The History of England

from Celts through 20th century

The United Kingdom, Great Britain, Britain or England?

Category: 20th century

Great Britain is the term used for the island containing the contiguous principalities of England, Scotland and Wales. Great Britain is used to distinguish Britain from Brittania Minor, or Brittany, in France. The term Great Britain was officially used only after King James I (who was also James VI of Scotland) acceded to the throne of England and Wales in 1603, styling himself King of Great Britain, although legi­slative union between Scotland and England did not take place until 1707.

England, Scotland and Wales together with the province of Northern Ireland, form the country officially known as the United Kingdom of Great Britain and Northern Ireland or simply the United Kingdom.

The United Kingdom came into being in 1801 following the Irish Union, although the greater part of Ireland gained independence in 1921 to form the Irish Republic (or Eire). The majority of the people in Northern Ireland have wished to remain part of the U.K., although a minority wishes uni­fication with the Irish Republic.

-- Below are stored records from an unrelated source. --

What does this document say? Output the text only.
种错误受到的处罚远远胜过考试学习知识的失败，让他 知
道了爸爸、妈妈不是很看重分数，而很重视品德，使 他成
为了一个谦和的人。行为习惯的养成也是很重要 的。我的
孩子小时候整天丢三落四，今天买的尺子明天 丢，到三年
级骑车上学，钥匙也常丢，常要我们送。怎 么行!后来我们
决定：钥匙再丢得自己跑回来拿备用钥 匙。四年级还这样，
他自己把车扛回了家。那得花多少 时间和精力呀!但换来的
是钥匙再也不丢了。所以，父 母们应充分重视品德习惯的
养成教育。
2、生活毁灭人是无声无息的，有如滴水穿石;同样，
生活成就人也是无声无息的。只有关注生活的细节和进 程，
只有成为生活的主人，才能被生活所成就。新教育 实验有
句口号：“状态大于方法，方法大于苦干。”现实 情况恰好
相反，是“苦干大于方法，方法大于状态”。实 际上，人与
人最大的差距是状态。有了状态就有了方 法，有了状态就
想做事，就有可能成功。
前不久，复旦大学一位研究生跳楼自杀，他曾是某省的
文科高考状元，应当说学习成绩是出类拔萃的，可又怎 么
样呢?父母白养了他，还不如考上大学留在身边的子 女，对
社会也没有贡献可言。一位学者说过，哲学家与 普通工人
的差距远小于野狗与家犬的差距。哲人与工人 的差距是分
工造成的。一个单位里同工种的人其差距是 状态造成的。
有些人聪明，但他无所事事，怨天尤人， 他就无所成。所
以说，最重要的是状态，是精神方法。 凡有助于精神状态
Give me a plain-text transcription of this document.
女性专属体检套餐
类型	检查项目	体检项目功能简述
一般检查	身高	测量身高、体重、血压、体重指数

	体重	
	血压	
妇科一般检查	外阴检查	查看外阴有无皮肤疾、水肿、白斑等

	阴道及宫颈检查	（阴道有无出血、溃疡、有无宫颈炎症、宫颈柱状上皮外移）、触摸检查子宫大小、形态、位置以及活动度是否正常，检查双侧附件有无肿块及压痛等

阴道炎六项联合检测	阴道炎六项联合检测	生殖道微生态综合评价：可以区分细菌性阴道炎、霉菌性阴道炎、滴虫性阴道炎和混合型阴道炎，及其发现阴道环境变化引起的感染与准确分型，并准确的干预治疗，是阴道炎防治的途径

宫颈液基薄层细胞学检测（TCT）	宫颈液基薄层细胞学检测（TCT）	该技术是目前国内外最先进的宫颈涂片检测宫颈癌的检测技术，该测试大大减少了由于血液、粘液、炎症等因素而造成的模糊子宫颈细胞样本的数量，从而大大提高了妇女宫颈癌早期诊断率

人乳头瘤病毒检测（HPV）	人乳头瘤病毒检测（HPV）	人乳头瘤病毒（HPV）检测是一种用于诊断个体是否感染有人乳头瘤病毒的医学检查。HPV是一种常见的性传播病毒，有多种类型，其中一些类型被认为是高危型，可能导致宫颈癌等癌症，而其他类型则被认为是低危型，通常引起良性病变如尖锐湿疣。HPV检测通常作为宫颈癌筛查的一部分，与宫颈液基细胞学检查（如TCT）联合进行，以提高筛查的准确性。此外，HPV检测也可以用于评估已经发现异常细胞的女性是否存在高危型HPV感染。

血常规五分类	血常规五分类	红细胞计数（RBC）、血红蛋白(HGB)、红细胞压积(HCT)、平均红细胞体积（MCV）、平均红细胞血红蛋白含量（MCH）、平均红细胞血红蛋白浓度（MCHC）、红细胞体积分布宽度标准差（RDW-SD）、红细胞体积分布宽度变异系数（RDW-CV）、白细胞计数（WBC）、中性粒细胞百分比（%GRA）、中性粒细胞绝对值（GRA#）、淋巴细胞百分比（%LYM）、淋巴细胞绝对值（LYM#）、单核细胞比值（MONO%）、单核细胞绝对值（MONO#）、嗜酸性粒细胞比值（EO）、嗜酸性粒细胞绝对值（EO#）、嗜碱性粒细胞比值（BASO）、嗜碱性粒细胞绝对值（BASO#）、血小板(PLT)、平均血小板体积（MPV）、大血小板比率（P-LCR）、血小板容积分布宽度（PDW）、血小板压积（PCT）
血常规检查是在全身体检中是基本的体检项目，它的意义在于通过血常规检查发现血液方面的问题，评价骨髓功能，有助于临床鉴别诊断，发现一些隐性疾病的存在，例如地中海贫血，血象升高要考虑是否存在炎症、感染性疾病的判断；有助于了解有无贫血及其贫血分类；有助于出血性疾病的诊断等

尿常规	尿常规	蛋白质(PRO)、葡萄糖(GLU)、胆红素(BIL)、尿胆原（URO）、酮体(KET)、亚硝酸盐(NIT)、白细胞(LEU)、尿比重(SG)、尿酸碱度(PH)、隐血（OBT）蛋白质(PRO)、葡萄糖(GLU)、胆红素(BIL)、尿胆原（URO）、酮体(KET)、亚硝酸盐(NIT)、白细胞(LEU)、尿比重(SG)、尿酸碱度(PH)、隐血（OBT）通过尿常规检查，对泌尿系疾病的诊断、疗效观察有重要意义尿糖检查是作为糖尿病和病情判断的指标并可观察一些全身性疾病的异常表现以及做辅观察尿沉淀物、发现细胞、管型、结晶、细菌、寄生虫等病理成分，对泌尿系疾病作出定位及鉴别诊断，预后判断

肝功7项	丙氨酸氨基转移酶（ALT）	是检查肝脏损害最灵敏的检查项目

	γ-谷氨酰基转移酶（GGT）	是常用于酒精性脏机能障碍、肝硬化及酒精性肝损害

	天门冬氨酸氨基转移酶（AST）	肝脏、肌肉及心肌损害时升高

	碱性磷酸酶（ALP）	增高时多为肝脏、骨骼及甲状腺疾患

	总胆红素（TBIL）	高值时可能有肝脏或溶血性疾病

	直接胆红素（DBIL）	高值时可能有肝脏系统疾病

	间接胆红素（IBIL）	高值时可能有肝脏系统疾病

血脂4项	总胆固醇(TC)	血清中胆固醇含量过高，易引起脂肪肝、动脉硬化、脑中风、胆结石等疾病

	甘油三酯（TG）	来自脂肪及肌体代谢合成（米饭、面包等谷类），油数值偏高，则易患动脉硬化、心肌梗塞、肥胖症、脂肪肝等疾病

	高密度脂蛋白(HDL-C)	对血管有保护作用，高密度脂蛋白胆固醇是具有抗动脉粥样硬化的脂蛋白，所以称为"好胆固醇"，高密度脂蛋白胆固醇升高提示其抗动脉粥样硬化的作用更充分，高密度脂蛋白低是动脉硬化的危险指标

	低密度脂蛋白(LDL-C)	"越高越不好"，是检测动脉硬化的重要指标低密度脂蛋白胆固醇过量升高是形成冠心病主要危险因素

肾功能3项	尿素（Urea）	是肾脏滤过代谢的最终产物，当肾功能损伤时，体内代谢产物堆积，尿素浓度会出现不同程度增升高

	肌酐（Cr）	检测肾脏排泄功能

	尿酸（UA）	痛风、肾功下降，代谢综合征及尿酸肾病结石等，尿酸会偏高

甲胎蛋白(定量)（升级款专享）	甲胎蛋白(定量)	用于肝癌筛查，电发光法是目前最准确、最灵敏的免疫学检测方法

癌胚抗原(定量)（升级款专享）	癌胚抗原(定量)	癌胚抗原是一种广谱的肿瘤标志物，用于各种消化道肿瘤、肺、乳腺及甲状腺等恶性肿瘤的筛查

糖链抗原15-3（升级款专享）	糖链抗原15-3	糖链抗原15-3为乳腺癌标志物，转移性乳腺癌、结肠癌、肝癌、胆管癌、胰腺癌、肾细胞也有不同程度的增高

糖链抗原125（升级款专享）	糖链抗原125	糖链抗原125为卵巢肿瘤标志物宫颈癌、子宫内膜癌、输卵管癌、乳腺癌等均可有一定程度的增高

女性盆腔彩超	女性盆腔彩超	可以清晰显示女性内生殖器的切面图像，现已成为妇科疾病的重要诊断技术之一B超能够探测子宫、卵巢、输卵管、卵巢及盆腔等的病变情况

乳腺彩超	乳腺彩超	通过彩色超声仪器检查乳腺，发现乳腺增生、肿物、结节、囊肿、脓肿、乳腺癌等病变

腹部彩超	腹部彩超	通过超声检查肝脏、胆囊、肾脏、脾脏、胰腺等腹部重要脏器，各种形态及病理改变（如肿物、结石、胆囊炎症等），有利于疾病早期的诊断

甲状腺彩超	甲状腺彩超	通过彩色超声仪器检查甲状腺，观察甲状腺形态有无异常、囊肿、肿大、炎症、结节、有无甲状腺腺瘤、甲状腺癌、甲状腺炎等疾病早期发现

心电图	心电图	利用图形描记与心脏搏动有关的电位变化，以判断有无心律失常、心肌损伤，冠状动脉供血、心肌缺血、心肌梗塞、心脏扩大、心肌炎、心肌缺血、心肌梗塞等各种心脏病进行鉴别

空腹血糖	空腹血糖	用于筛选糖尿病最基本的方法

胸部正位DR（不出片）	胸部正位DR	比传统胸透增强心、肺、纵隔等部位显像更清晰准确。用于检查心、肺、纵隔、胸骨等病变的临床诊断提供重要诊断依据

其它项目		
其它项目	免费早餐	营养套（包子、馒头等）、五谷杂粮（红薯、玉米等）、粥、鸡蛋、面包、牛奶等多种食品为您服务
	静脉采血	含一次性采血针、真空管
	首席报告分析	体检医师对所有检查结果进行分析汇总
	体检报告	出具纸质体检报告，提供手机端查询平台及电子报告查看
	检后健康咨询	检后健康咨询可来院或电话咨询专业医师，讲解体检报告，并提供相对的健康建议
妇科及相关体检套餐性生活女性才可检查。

The term England is sometimes erroneously used by both natives of England and foreigners to refer to the United Kingdom. Natives of the other constituent nations of the U.K. find such usage offensive, so it is best avoided!

The United Kingdom does not include the Isle of Man (which lies between Great Britain and the island of Ireland) and the Channel Islands (which lie off the North coast of France). These are direct dependencies of the British Crown, maintaining their own legislative, monetary and taxation systems. Each have their own parliaments and a Governor appointed by the Crown.

The term the British Isles is used more loosely to describe the main island of Great Britain together with its associated islands (including the Isle of Man). It has no legal signifi­cance.

The Channel Islands, which include the independent States of Jersey, Guernsey, Alderney and Sark, are the only re maining components of the “Duchy of Normandy” which still belong to the British Crown.

The United Kingdom (including the Channel Islands, but without the Isle of Man) is a member of the European Union. The Isle of Man maintains free-trade agreements with the European Union, but is not a member.